We stood on the verge of a precipice more than three thousand feet in height,—a sheer granite wall, whose terrible perpendicular distance baffled all visual computation. Its foot was hidden among hazy green spiculæ—they might be tender spears of grass catching the slant sun on upheld aprons of cobweb, or giant pines whose tops that sun first gilt before he made gold of all the Valley.
There faced us another wall like our own. How far off it might be we could only guess. When Nature's lightning hits a man fair and square, it splits his yardstick. On recovering from this stroke, mathematicians have ascertained the width of the Valley to vary between half a mile and five miles. Where we stood the width is about two.
I said a wall like our own; but as yet we could not know that certainly, for of our own we saw nothing. Our eyes seemed spell-bound to the tremendous precipice which stood smiling, not frowning at us, in all the serene radiance of a snow-white granite Boodh,—broadly burning, rather than glistening, in the white-hot splendors of the setting sun. From that sun, clear back to the first avant-courier trace of purple twilight flushing the eastern sky-rim—yes, as if it were the very butment of the eternally blue Californian heaven—ran that wall, always sheer as the plummet, without a visible break through which squirrel might climb or sparrow fly,—so broad that it was just faint-lined like the paper on which I write by the loftiest waterfall in the world,—so lofty that its very breadth could not dwarf it, while the mighty pines and Douglas firs which grew all along its edge seemed like mere cilia on the granite lid of the Great Valley's upgazing eye. In the first astonishment of the view, we took the whole battlement at a sweep, and seemed to see an unbroken sky-line; but as ecstasy gave way to examination, we discovered how greatly some portions of the precipice surpassed our immediate vis-à-vis in height.

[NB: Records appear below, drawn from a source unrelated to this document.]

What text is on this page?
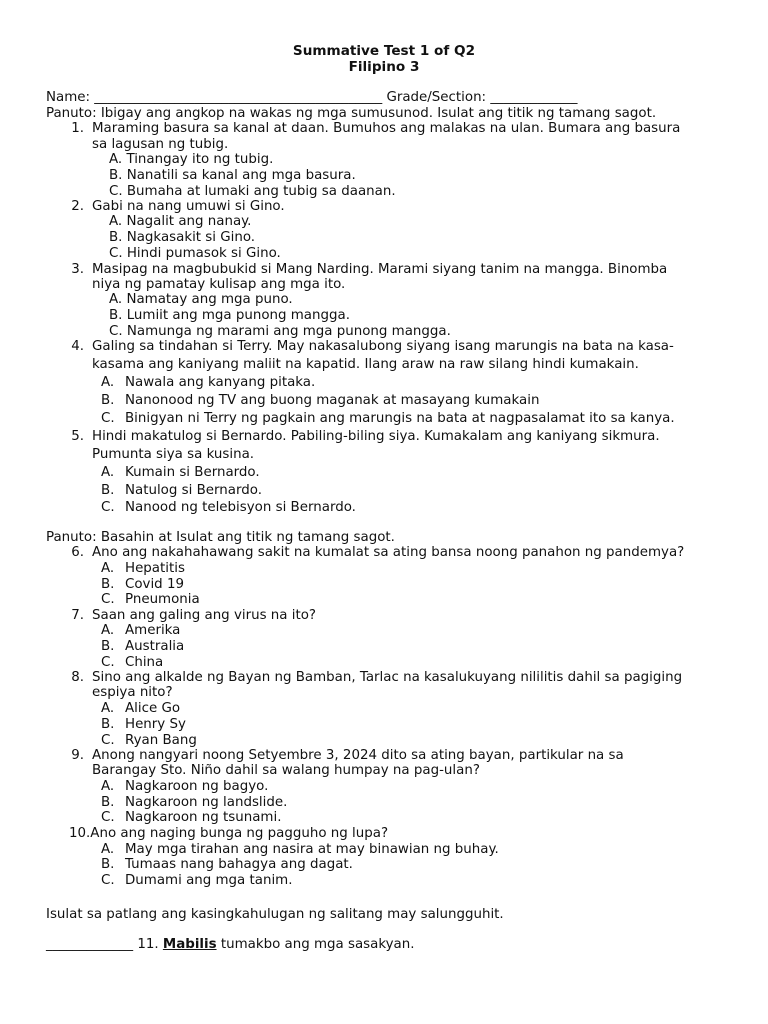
Summative Test 1 of Q2
Filipino 3
Name: ___________________________________________ Grade/Section: _____________
Panuto: Ibigay ang angkop na wakas ng mga sumusunod. Isulat ang titik ng tamang sagot.
1. Maraming basura sa kanal at daan. Bumuhos ang malakas na ulan. Bumara ang basura
sa lagusan ng tubig.
A. Tinangay ito ng tubig.
B. Nanatili sa kanal ang mga basura.
C. Bumaha at lumaki ang tubig sa daanan.
2. Gabi na nang umuwi si Gino.
A. Nagalit ang nanay.
B. Nagkasakit si Gino.
C. Hindi pumasok si Gino.
3. Masipag na magbubukid si Mang Narding. Marami siyang tanim na mangga. Binomba
niya ng pamatay kulisap ang mga ito.
A. Namatay ang mga puno.
B. Lumiit ang mga punong mangga.
C. Namunga ng marami ang mga punong mangga.
4. Galing sa tindahan si Terry. May nakasalubong siyang isang marungis na bata na kasa-
kasama ang kaniyang maliit na kapatid. Ilang araw na raw silang hindi kumakain.
A. Nawala ang kanyang pitaka.
B. Nanonood ng TV ang buong maganak at masayang kumakain
C. Binigyan ni Terry ng pagkain ang marungis na bata at nagpasalamat ito sa kanya.
5. Hindi makatulog si Bernardo. Pabiling-biling siya. Kumakalam ang kaniyang sikmura.
Pumunta siya sa kusina.
A. Kumain si Bernardo.
B. Natulog si Bernardo.
C. Nanood ng telebisyon si Bernardo.
Panuto: Basahin at Isulat ang titik ng tamang sagot.
6. Ano ang nakahahawang sakit na kumalat sa ating bansa noong panahon ng pandemya?
A. Hepatitis
B. Covid 19
C. Pneumonia
7. Saan ang galing ang virus na ito?
A. Amerika
B. Australia
C. China
8. Sino ang alkalde ng Bayan ng Bamban, Tarlac na kasalukuyang nililitis dahil sa pagiging
espiya nito?
A. Alice Go
B. Henry Sy
C. Ryan Bang
9. Anong nangyari noong Setyembre 3, 2024 dito sa ating bayan, partikular na sa
Barangay Sto. Niño dahil sa walang humpay na pag-ulan?
A. Nagkaroon ng bagyo.
B. Nagkaroon ng landslide.
C. Nagkaroon ng tsunami.
10.Ano ang naging bunga ng pagguho ng lupa?
A. May mga tirahan ang nasira at may binawian ng buhay.
B. Tumaas nang bahagya ang dagat.
C. Dumami ang mga tanim.
Isulat sa patlang ang kasingkahulugan ng salitang may salungguhit.
_____________ 11. Mabilis tumakbo ang mga sasakyan.
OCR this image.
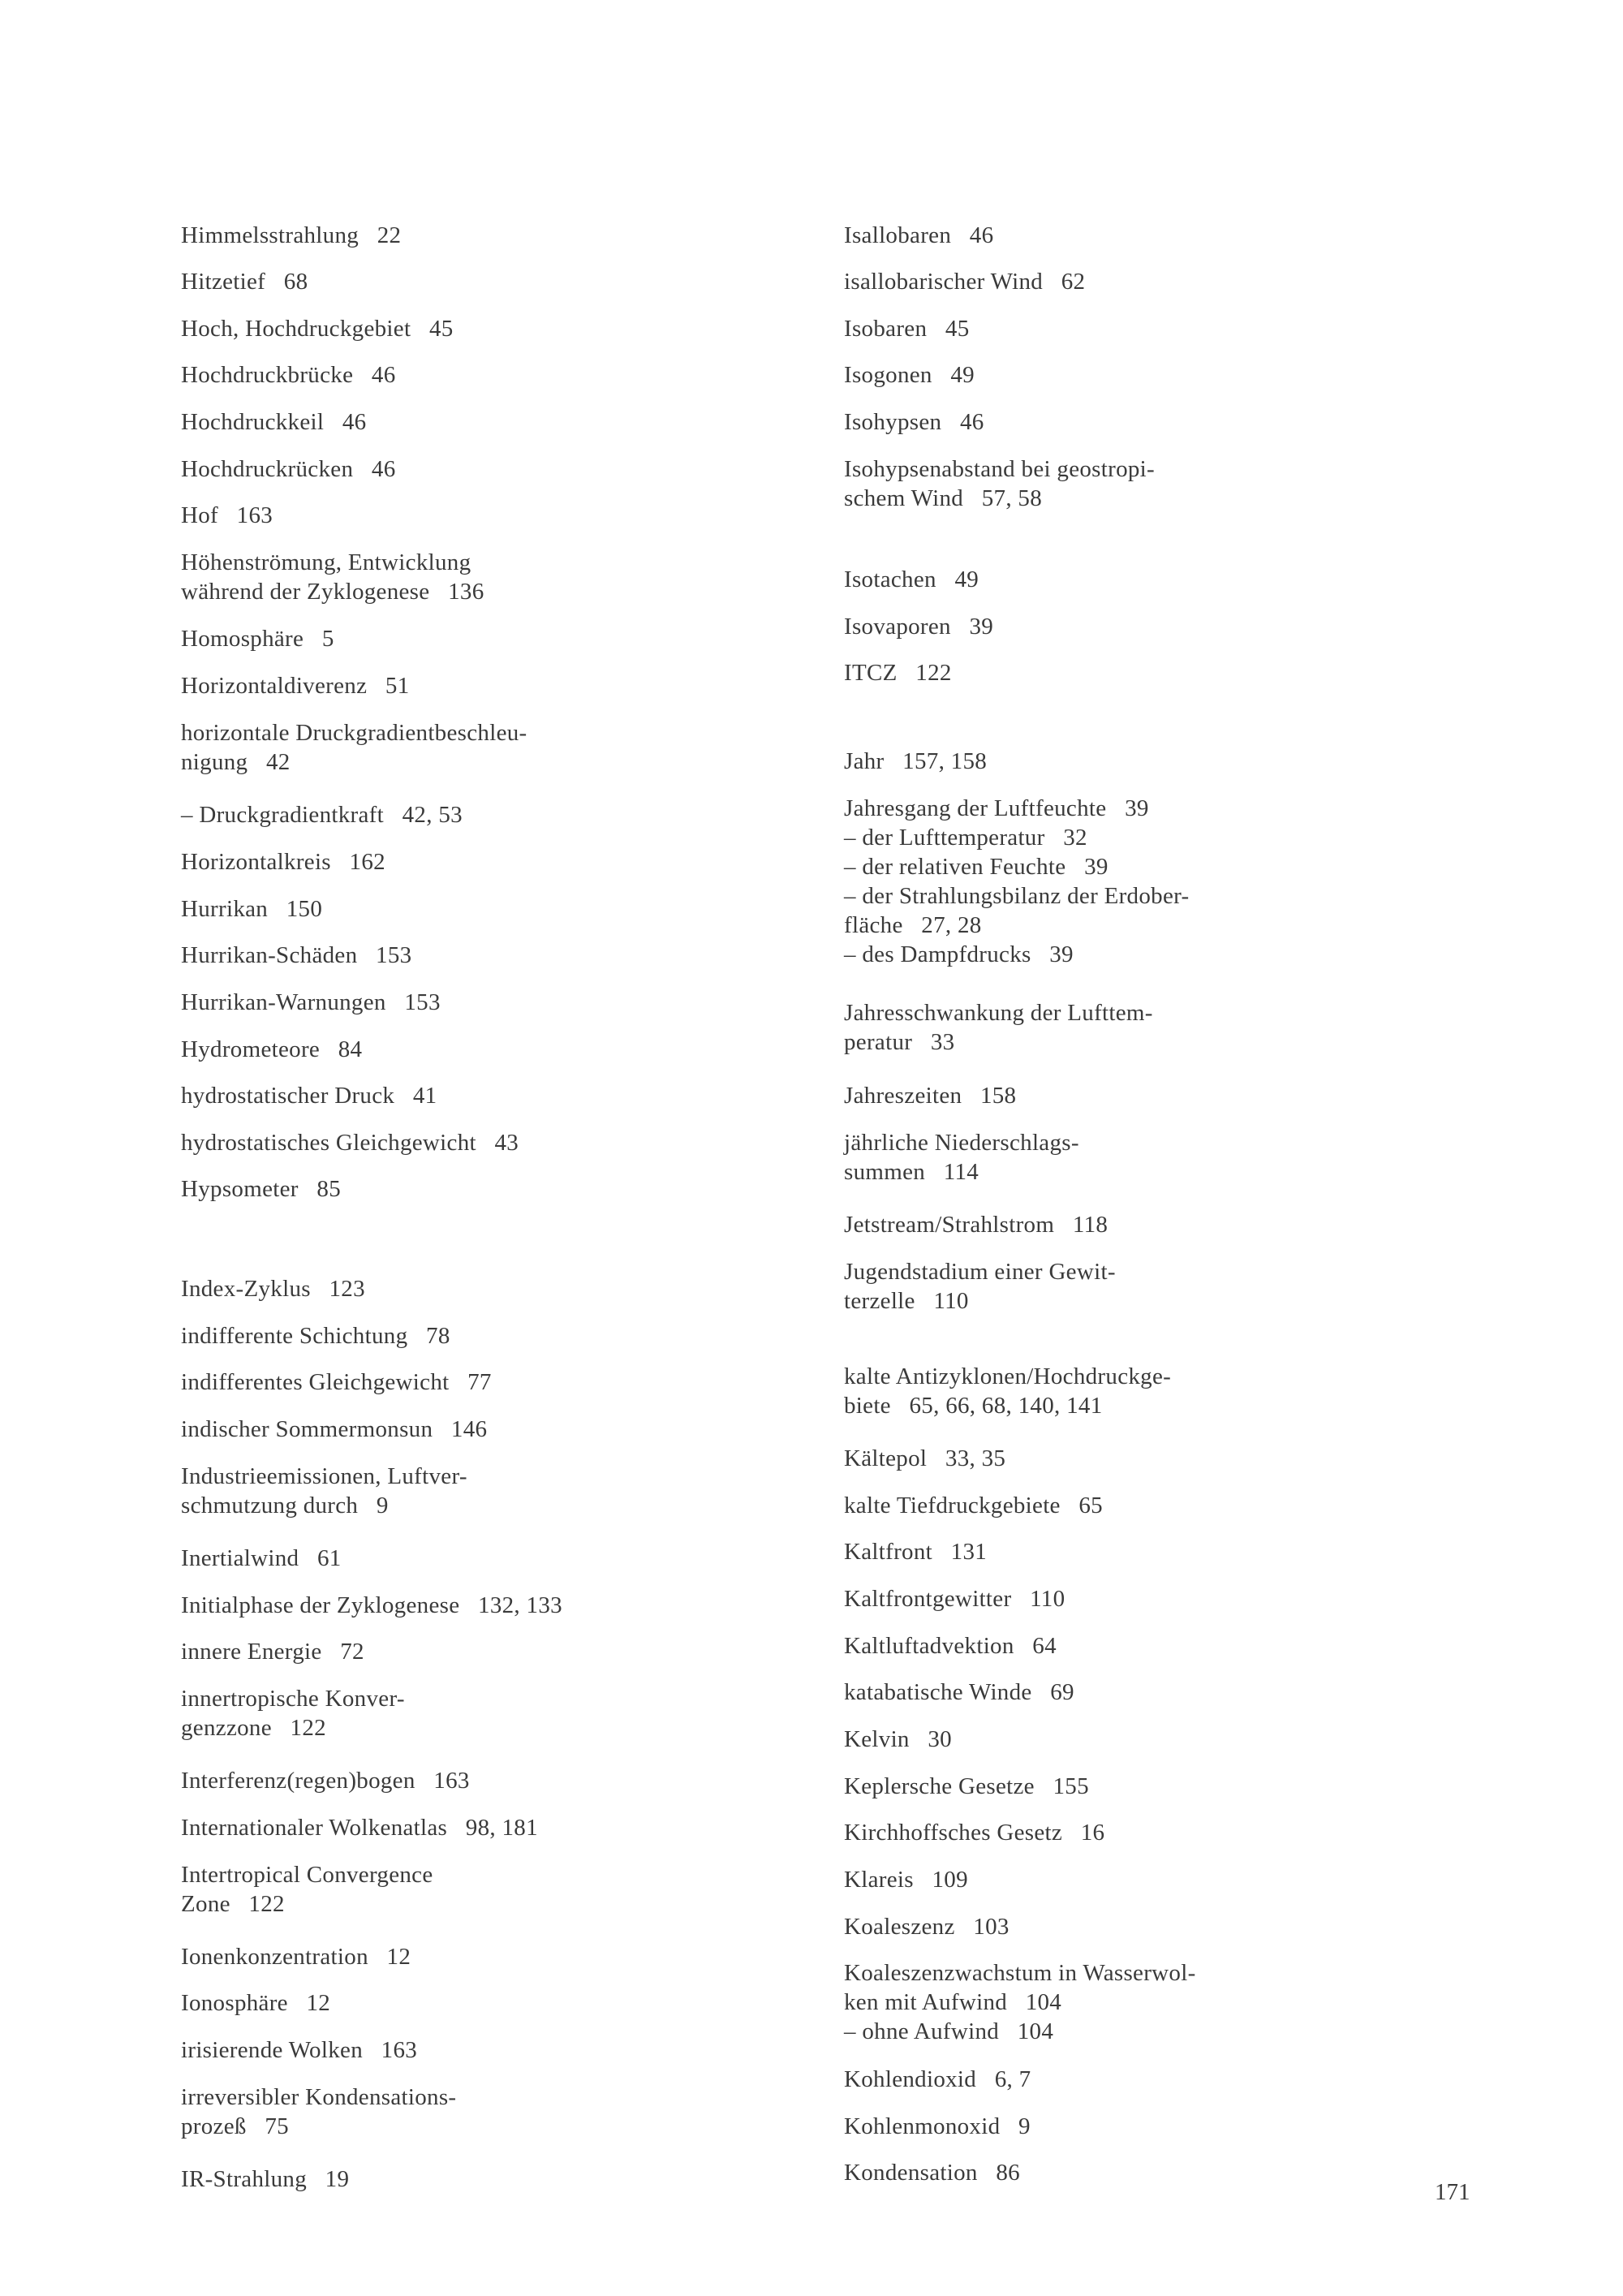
Himmelsstrahlung   22

Hitzetief   68

Hoch, Hochdruckgebiet   45

Hochdruckbrücke   46

Hochdruckkeil   46

Hochdruckrücken   46

Hof   163

Höhenströmung, Entwicklung
während der Zyklogenese   136

Homosphäre   5

Horizontaldiverenz   51

horizontale Druckgradientbeschleu-
nigung   42

– Druckgradientkraft   42, 53

Horizontalkreis   162

Hurrikan   150

Hurrikan-Schäden   153

Hurrikan-Warnungen   153

Hydrometeore   84

hydrostatischer Druck   41

hydrostatisches Gleichgewicht   43

Hypsometer   85

Index-Zyklus   123

indifferente Schichtung   78

indifferentes Gleichgewicht   77

indischer Sommermonsun   146

Industrieemissionen, Luftver-
schmutzung durch   9

Inertialwind   61

Initialphase der Zyklogenese   132, 133

innere Energie   72

innertropische Konver-
genzzone   122

Interferenz(regen)bogen   163

Internationaler Wolkenatlas   98, 181

Intertropical Convergence
Zone   122

Ionenkonzentration   12

Ionosphäre   12

irisierende Wolken   163

irreversibler Kondensations-
prozeß   75

IR-Strahlung   19

Isallobaren   46

isallobarischer Wind   62

Isobaren   45

Isogonen   49

Isohypsen   46

Isohypsenabstand bei geostropi-
schem Wind   57, 58

Isotachen   49

Isovaporen   39

ITCZ   122

Jahr   157, 158

Jahresgang der Luftfeuchte   39
– der Lufttemperatur   32
– der relativen Feuchte   39
– der Strahlungsbilanz der Erdober-
fläche   27, 28
– des Dampfdrucks   39

Jahresschwankung der Lufttem-
peratur   33

Jahreszeiten   158

jährliche Niederschlags-
summen   114

Jetstream/Strahlstrom   118

Jugendstadium einer Gewit-
terzelle   110

kalte Antizyklonen/Hochdruckge-
biete   65, 66, 68, 140, 141

Kältepol   33, 35

kalte Tiefdruckgebiete   65

Kaltfront   131

Kaltfrontgewitter   110

Kaltluftadvektion   64

katabatische Winde   69

Kelvin   30

Keplersche Gesetze   155

Kirchhoffsches Gesetz   16

Klareis   109

Koaleszenz   103

Koaleszenzwachstum in Wasserwol-
ken mit Aufwind   104
– ohne Aufwind   104

Kohlendioxid   6, 7

Kohlenmonoxid   9

Kondensation   86

171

First, a little east of our off-look, there projected boldly into the Valley from the dominant line of the base a square stupendous tower that might have been hewn by the diamond adzes of the Genii for a second Babel-experiment, in expectance of the wrath of Allah. Here and there the tools had left a faint scratch, only deep as the width of Broadway and a bagatelle of five hundred feet in length; but that detracted no more from the unblemished four-square contour of the entire mass than a pin-mark from the symmetry of a door-post. A city might have been built on its grand flat top. And, oh! the gorgeous masses of light and shadow which the falling sun cast on it,—the shadows like great waves, the lights like their spumy tops and flying mist,—thrown up from the heaving breast of a golden sea! In California at this season the dome of heaven is cloudless; but I still dream of what must be done for the bringing-out of Tu-toch-anula's coronation-day majesties by the broken winter sky of fleece and fire. The height of his precipice is nearly four thousand feet perpendicular; his name is supposed to be that of the Valley's tutelar deity. He also rejoices in a Spanish alias,—some Mission Indian having attempted to translate by "El Capitan" the idea of divine authority implied in Tu-toch-anula.